I visit Lois, writer of Yes, I was in the Circus!, to discuss her path from performing in the circus as a child—“there were elephants and monkeys and lions and tigers”—to becoming a main character in Prisoner: “People were following me around the supermarket.”
Elsewhere, Alan writes about visiting Rwanda during its genocide as a representative of World Vision Australia. Having witnessed horror and destruction, he wrote press releases that helped to bring the Australian public’s attention to the Rwandan situation.
“It was risky. We made sure there would always be enough money to get out,” he told The Rotunda.

Our Platform was conceived by resident Hannah Gauci. Rushall Park’s old newsletter was mostly comprised of predictable jokes and prosaic announcements, so when it fell to the stewardship of the village’s residents’ committee, Hannah felt compelled to volunteer her time.
“She had a very clear vision that she wanted it to be something more interesting than that,” says Teresa, who originally invited me to do the story on Rushall Park and helps with each issue of Our Platform.
Hannah explains: “I put my hand up, with no background to doing anything like this. But I did think in the back of my mind that there are people here who have had the most amazing lives. It would be good for everyone to hear about them.”
And now, everyone has.
“People came up to me. I walked in the morning kiosk and someone sort of stood up and said how wonderful it is that it’s been done, and everyone’s got one.”
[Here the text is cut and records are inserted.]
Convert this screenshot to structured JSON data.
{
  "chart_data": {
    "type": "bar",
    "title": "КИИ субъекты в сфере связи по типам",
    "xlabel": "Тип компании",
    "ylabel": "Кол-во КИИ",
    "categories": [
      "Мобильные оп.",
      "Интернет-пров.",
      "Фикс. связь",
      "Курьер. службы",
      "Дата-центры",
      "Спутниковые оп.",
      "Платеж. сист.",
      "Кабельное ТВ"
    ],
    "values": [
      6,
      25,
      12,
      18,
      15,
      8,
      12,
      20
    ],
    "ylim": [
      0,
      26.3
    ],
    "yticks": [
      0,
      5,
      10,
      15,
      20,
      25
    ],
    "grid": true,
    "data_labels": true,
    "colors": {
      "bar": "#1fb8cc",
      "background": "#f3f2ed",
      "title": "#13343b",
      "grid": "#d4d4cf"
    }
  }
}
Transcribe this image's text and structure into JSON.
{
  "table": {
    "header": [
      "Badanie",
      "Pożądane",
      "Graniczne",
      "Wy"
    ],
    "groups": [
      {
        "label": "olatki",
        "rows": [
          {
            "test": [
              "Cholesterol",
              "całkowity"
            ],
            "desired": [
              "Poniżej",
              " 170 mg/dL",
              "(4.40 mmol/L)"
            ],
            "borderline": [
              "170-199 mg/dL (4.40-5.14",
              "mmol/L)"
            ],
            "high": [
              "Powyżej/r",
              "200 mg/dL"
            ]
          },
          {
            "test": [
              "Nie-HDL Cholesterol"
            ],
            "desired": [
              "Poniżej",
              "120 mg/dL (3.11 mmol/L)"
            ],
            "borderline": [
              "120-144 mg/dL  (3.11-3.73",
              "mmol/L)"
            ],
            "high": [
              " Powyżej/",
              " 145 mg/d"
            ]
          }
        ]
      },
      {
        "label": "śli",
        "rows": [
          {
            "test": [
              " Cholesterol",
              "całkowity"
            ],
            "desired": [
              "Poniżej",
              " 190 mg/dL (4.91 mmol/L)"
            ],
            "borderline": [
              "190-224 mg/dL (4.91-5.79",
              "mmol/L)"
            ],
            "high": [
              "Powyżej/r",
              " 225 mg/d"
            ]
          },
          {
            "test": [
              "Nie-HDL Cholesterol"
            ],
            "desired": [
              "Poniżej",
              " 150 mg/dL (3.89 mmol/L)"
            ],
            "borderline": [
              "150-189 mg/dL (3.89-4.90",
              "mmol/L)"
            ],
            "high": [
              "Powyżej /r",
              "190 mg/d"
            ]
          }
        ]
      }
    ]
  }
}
"I’m blown away by the things that people are willing to share…I find that amazing that they trust us as a community to hold their story.”
“I just love this patchwork, and I don’t mean patchwork in a negative way, I just love this variety of different experiences that make up our little society here.”
Patchwork, I think, is exactly the right word, partly because it applies not just to Rushall Park but to community on any scale. Take a step back from the map: zoom out from North Fitzroy to all of Melbourne, and from the city to the country and from the country to the big blue earth, and it’s all just one gigantic colourful hodgepodge of unique and amazing lives, stitched together through circumstance.
If I learnt anything from talking to Rushall Park’s residents—from glancing at their figurative passports, stamped with a thousand adventures—it’s surely that. I didn’t expect my visit to a pretty little retirement village for tea and biscuits to be such a life-affirming experience. Now, after a day spent listening to and picturing the lives of others, I find myself back in mine, and the year is 2024, and I am exiting Rushall Park with a spring in my step so potent I feel I could vault its gates and erupt into the world.